Once a family’s number is called for their interview and passed their interview, they are ready to begin their long journey across the country. Previously they were dropped off at bus stations or Walmart but in December 2016, The Inn Project changed that.
Gretchen Lopez, the director of The Inn Project, began serving migrants after an ICE employee asked for a place where migrants can temporarily live in Tucson, Arizona. Unlike La Roca, families stay at the Inn for a few hours or days. Lopez and volunteers help cook, clothe, entertain and buy bus tickets as the migrants head to their final destinations.
“I think the higher numbers right now are because of the fear of if they will put up a wall, it's the fear of ‘we need to go now,’” Lopez said.
The Inn Project provides for a variety of migrants. Some are the same families who lived at La Roca who were referred by Babnew, some have entered the United States through the desert, turning themselves into Border Patrol Services to seek asylum status. Lopez says the migrants ask why she’s helping them because they had not received the same kindness through their encounters with the border patrol employees, she reassures them that she cares because they are human and they matter.
“I was definitely a different person before taking this job and spending time with these families,” Lopez said.
Simply put, the asylum seekers want to work. The families who come through La Roca and The Inn Project aren’t drug dealers or felons. They are parents escaping violence such as rape, robbery and murder.

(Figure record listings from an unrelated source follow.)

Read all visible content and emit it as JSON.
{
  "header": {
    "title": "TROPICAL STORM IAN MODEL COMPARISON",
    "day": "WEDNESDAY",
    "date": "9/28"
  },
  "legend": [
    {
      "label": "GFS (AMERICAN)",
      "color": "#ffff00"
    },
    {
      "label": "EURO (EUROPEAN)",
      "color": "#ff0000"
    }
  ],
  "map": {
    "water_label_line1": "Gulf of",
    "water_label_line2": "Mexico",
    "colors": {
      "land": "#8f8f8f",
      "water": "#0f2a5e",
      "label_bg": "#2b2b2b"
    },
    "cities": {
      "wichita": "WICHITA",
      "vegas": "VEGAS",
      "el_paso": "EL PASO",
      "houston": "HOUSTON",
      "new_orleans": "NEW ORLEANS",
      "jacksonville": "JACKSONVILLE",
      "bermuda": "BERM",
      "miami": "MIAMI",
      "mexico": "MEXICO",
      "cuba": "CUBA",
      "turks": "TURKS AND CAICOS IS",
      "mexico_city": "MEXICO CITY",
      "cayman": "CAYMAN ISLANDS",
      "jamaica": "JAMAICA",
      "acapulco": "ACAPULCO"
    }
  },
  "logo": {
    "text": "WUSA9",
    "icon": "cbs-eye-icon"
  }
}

They’re protecting their children by coming to the United States, what any U.S. citizen who is a parent would do in their situation.
“The strength of the families we see here, their will and compassion keeps me going,” Lopez said. “Meeting these people and seeing that these really are the people I want in my neighborhood, they are the kids I want my children to go to school with.”
According to Welcoming America, there are local government and nonprofit organizations that are communities for all people, including immigrants. There are organizations in almost every state that provide for the migrants in the asylum seeking process. Casa De Paz, an organization located in Colorado, is a place where you can donate money, material goods and time towards migrants to help their time of transition.
In Babnew’s opinion, the status of immigration isn’t changing. He believes that it’s this next generation’s responsibility to change how the country views migrants because the rhetoric about the border and immigration isn’t true and unless you are present, you really don’t know what it’s like.
The asylum seekers, who risked their lives and life savings to reach the U.S. border aren’t people to fear. They are strong souled people who continue to believe that the United States is a safer place to work and reside.
“Surveys have been done that a lot of people don’t believe in religion, they believe in helping others, they believe there’s always something to be done,” Babnew said. “I am led by faith but others are led by their own faith, call it a faith or call it a consciousness.”
Leaving La Roca, Babnew shared his story and why he does what he does. The dust kicked back up as the truck tires hit the gravel. To these migrants and Babnew, it isn’t a ‘goodbye’, it’s a ‘see you tomorrow’.